In an article that appears in today's National Post, Barbara Kay discusses the topic of redemptive suffering. She is unequivocally opposed to the Christian view of God: "A God who deems suffering redemptive is unacceptable."
In her article, she quotes a Catholic who embraced the holocaust as a way of participating in the suffering of Christ. I share her concern over this particular Catholic emphasis.
It is a peculiarly Catholic belief that human suffering, whether it be sickness or worse, is somehow redemptive. Usually and mostly it is not. The clearest example to the Christian always must be Christ -- who "went about doing good, and healing those who were sick and oppressed of the devil". Not once did Christ say, "it's God's will for you to be sick, he's teaching you a lesson, it's redemptive"! He healed all who came to Him.
However Catholics and Protestants are united in agreeing that Christ's suffering was redemptive because it was a divinely-instituted and voluntarily offered suffering on someone else's -- humanity's -- behalf.
Just like you as a parent might be willing to pay a penalty, a fine, imprisonment, or worse, on behalf of a wayward child whom you nonetheless loved. Both justice and mercy would be served, justice because the penalty would be paid, mercy because the child is spared punishment. And, it would certainly be redemptive to the child freed from the penalty!

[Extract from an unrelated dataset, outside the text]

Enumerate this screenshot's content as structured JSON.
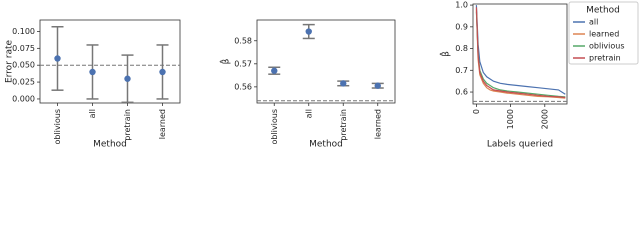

But there are two caveats.
Firstly, the child would be free to reject the offer, which might be the case if he was stubbornly estranged from their parent.
Secondly, what if the child accepted the offer, but didn't turn from his wayward ways? The substitution would be monstrous -- it would simply free the child to continue in his wayward, destructive ways -- suffering the punishment would have been more appropriate.
God deals with both of these situations in the gospel.
God provides the way in Christ, leaves the sinner free to reject it, and predicates acceptance of it on a condition -- repentance.
Repent and believe the gospel -- the kingdom of God is at hand.